Gens, Véronique: Tragédiennes. Aria’s uit vroege Franse opera’s. Lully: Armide; Campra: Le carnaval de Venise; Rameau: Hippolyte et Aricie; Castor et Pollux; Les fêtes de Polymnie; Mondonville: Isbé; Leclair: Scylla et Glaucus; Royer: Le pouvoir de l’amour; Zaïde; Gluck: Iphigénie en Aulide; Armide. Véronique Gens met Les talens lyriques o.l.v. Christophe Rousset. Virgin 346.762-2 (70’05”). 2005 

Typisch een cd waarvan de inhoud liefst met enige tussenpozen moet worden genoten, want de kommer en kwel die uit deze brokjes tragédie lyrique in de vorm van verdriet, verraad, jaloezie, boosheid blijken en waaronder dames als Armide, Phèdre. Télaïre, Argélie, Isbé, Circé, Zélide, Zaïde en Clytemnestre lijden, is – hoe verschillend ook vorm gegeven – wat eentonig.
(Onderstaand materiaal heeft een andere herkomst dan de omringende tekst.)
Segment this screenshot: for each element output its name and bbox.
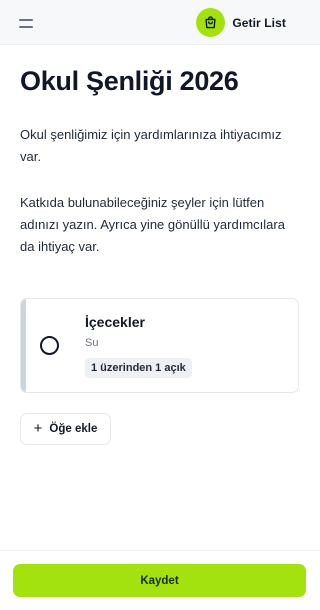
page-title: Okul Şenliği 2026 [20,66,239,96]
item-checkbox[interactable] [40,336,59,355]
menu-line [19,18,33,21]
plus-icon: + [33,420,43,437]
add-item-button[interactable]: + Öğe ekle [20,413,111,445]
item-status-badge: 1 üzerinden 1 açık [85,358,192,378]
menu-icon[interactable] [14,14,38,32]
shopping-bag-icon [196,8,226,37]
item-subtitle: Su [85,337,99,349]
app-root: Getir List Okul Şenliği 2026 Okul şenliğ… [0,0,320,610]
description-paragraph: Katkıda bulunabileceğiniz şeyler için lü… [20,195,285,254]
brand-name: Getir List [232,15,286,30]
save-button[interactable]: Kaydet [13,564,306,597]
card-accent-bar [21,299,26,392]
add-item-label: Öğe ekle [49,423,98,435]
description-paragraph: Okul şenliğimiz için yardımlarınıza ihti… [20,127,282,164]
brand-link[interactable]: Getir List [196,8,286,37]
menu-line [19,25,33,28]
item-title: İçecekler [85,314,145,330]
top-bar: Getir List [0,0,320,45]
bottom-bar: Kaydet [0,550,320,610]
list-item-card[interactable]: İçecekler Su 1 üzerinden 1 açık [20,298,299,393]
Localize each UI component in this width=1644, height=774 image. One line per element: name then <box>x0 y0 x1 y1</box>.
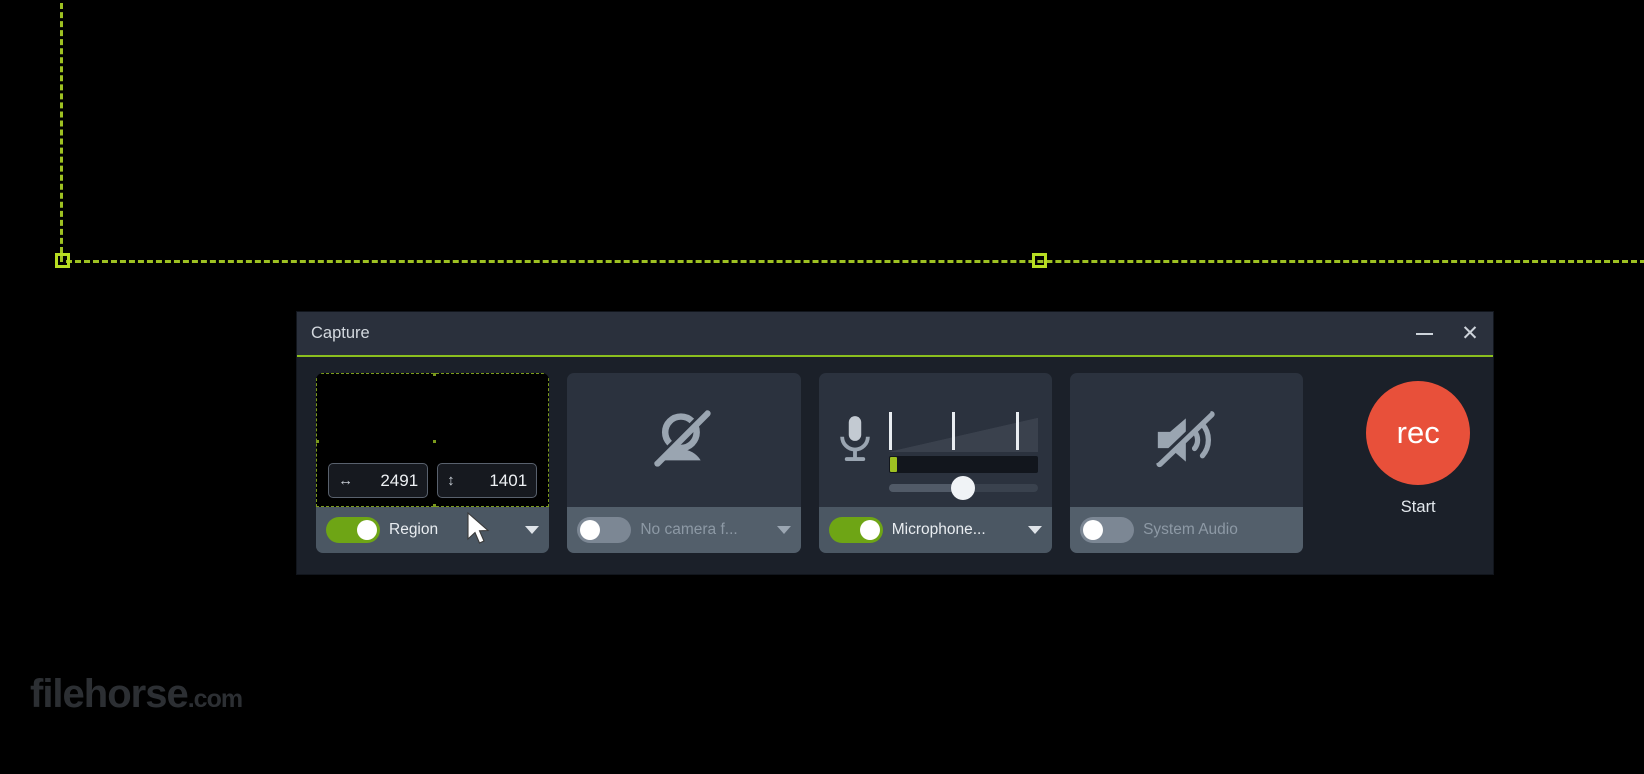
selection-handle-middle[interactable] <box>1032 253 1047 268</box>
system-audio-footer: System Audio <box>1070 507 1304 553</box>
window-controls: ✕ <box>1401 312 1493 355</box>
microphone-panel: Microphone... <box>818 373 1053 553</box>
speaker-mute-icon <box>1155 410 1215 468</box>
record-area: rec Start <box>1343 373 1493 517</box>
region-footer: Region <box>316 507 550 553</box>
watermark-suffix: .com <box>187 685 243 713</box>
mouse-cursor <box>467 512 490 544</box>
horizontal-resize-icon: ↔ <box>338 472 354 489</box>
region-panel: ↔ 2491 ↕ 1401 Region <box>316 373 550 553</box>
minimize-button[interactable] <box>1401 311 1447 356</box>
level-indicator <box>889 457 897 472</box>
record-button[interactable]: rec <box>1366 381 1471 485</box>
title-bar[interactable]: Capture ✕ <box>297 312 1493 357</box>
microphone-label: Microphone... <box>891 521 986 538</box>
camera-off-icon <box>653 409 711 467</box>
system-audio-panel: System Audio <box>1070 373 1304 553</box>
microphone-chevron-down-icon[interactable] <box>1028 526 1043 534</box>
record-label: Start <box>1400 498 1436 516</box>
region-chevron-down-icon[interactable] <box>525 526 540 534</box>
camera-panel: No camera f... <box>567 373 801 553</box>
minimize-icon <box>1415 332 1433 335</box>
system-audio-preview <box>1070 373 1303 507</box>
selection-handle-corner[interactable] <box>55 253 70 268</box>
slider-knob[interactable] <box>951 476 976 500</box>
region-marker-dot <box>432 504 436 507</box>
region-label: Region <box>389 521 439 538</box>
region-height-field[interactable]: ↕ 1401 <box>437 463 538 498</box>
region-toggle[interactable] <box>326 517 380 543</box>
camera-toggle[interactable] <box>577 517 632 543</box>
microphone-level-meter <box>888 456 1039 473</box>
region-marker-dot <box>316 440 319 443</box>
selection-border-vertical <box>60 0 63 262</box>
microphone-visualizer <box>888 404 1039 500</box>
microphone-footer: Microphone... <box>818 507 1053 553</box>
screen-root: filehorse.com Capture ✕ ↔ 2491 ↕ 1401 Re… <box>0 0 1644 774</box>
system-audio-label: System Audio <box>1143 521 1238 538</box>
meter-tick <box>951 412 955 450</box>
toggle-knob <box>859 520 880 540</box>
meter-tick <box>888 412 892 450</box>
microphone-volume-slider[interactable] <box>888 476 1039 500</box>
toggle-knob <box>357 520 377 540</box>
filehorse-watermark: filehorse.com <box>30 672 243 717</box>
vertical-resize-icon: ↕ <box>447 472 455 489</box>
toggle-knob <box>1083 520 1104 540</box>
camera-chevron-down-icon[interactable] <box>776 526 791 534</box>
region-marker-dot <box>432 440 436 443</box>
region-width-value: 2491 <box>380 470 419 490</box>
region-height-value: 1401 <box>489 470 528 490</box>
region-width-field[interactable]: ↔ 2491 <box>328 463 429 498</box>
camera-footer: No camera f... <box>567 507 801 553</box>
camera-preview <box>567 373 800 507</box>
close-icon: ✕ <box>1461 322 1479 345</box>
watermark-name: filehorse <box>30 672 189 716</box>
region-marker-dot <box>432 373 436 376</box>
camera-label: No camera f... <box>640 521 738 538</box>
microphone-icon <box>839 416 870 461</box>
microphone-preview <box>819 373 1052 507</box>
system-audio-toggle[interactable] <box>1080 517 1135 543</box>
microphone-toggle[interactable] <box>828 517 883 543</box>
region-dimension-row: ↔ 2491 ↕ 1401 <box>328 463 538 498</box>
close-button[interactable]: ✕ <box>1447 311 1493 356</box>
window-title: Capture <box>311 324 370 342</box>
selection-border-horizontal <box>66 260 1644 263</box>
toggle-knob <box>580 520 601 540</box>
region-preview[interactable]: ↔ 2491 ↕ 1401 <box>316 373 550 507</box>
meter-tick <box>1015 412 1019 450</box>
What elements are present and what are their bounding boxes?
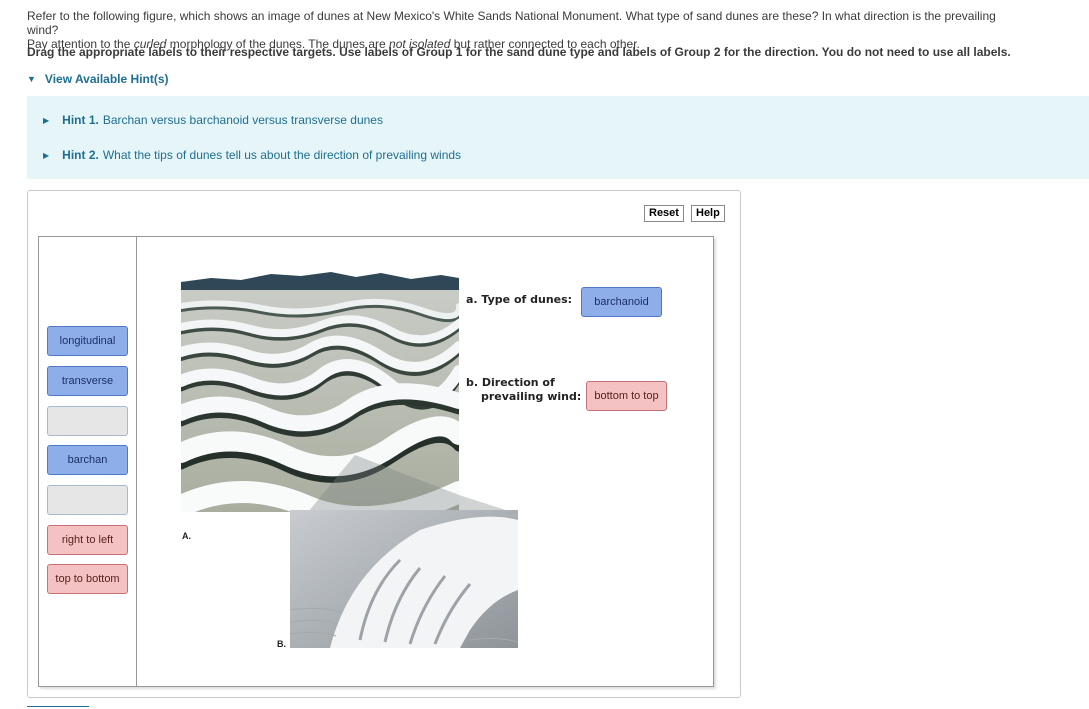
work-area: longitudinal transverse barchan right to… bbox=[38, 236, 714, 687]
hint-2-number: Hint 2. bbox=[62, 148, 99, 162]
hint-1[interactable]: ▶ Hint 1. Barchan versus barchanoid vers… bbox=[43, 113, 383, 127]
hint-2[interactable]: ▶ Hint 2. What the tips of dunes tell us… bbox=[43, 148, 461, 162]
question-line-1: Refer to the following figure, which sho… bbox=[27, 9, 996, 37]
target-a-prompt: a. Type of dunes: bbox=[466, 293, 573, 306]
target-b-dropzone[interactable]: bottom to top bbox=[586, 381, 667, 411]
target-b-prompt-line2: prevailing wind: bbox=[481, 390, 582, 403]
caret-right-icon: ▶ bbox=[43, 150, 50, 160]
instructions: Drag the appropriate labels to their res… bbox=[27, 45, 1011, 59]
figure-label-a: A. bbox=[182, 531, 191, 541]
hint-1-text: Barchan versus barchanoid versus transve… bbox=[102, 113, 383, 127]
reset-button[interactable]: Reset bbox=[644, 205, 684, 222]
hints-panel: ▶ Hint 1. Barchan versus barchanoid vers… bbox=[27, 96, 1089, 179]
target-a-dropzone[interactable]: barchanoid bbox=[581, 287, 662, 317]
drag-drop-container: Reset Help longitudinal transverse barch… bbox=[27, 190, 741, 698]
hint-2-text: What the tips of dunes tell us about the… bbox=[102, 148, 462, 162]
caret-down-icon: ▼ bbox=[27, 74, 36, 84]
figure-label-b: B. bbox=[277, 639, 286, 649]
target-b-prompt-line1: b. Direction of bbox=[466, 376, 555, 389]
dune-closeup-photo bbox=[290, 510, 518, 648]
help-button[interactable]: Help bbox=[691, 205, 725, 222]
hint-1-number: Hint 1. bbox=[62, 113, 99, 127]
view-hints-label: View Available Hint(s) bbox=[44, 72, 169, 86]
caret-right-icon: ▶ bbox=[43, 115, 50, 125]
target-b-prompt: b. Direction of prevailing wind: bbox=[466, 376, 581, 404]
view-hints-toggle[interactable]: ▼ View Available Hint(s) bbox=[27, 72, 169, 86]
Niettemin is het moeilijk om wanneer men eenmaal aan dit recital begonnen ergens halverwege te stoppen, zo veelzijdig en voortreffelijk geeft Gens die rollen gestalte. Van werken als Lully’s Armide, Rameau’s Hyppolite en Castor en Glucks Iphigénie en Aulide bestaan weliswaar mooie complete opnamen van respectievelijk Herreweghe (Harmonia Mundi),Christie (Erato) en Minkowski (Archiv) en Gardiner (Erato), maar het is daarnaast goed wat echte hoogtepunten bijeen te hebben. Bovendien zijn van Campra’s Carnaval, Rameau’s Fêtes en van de werken van Mondonville, Leclair en Royer helemaal geen opnamen beschikbaar, zodat Virgin bedoeld of onbedoeld zorgde voor een goede smaakmaker. Interessant is ook de confrontatie van Lully’s met Glucks Armide in een zelfde fragment als ze bijna de slapende Renaud dreigt te doden.

Vocaal kruipt de zangeres steeds voor een kort, steeds zeer geslaagd moment in de huid van haar rol. Ze laat heel stijlvol de prachtigste dingen horen en het ensemble ondersteunt haar ideaal.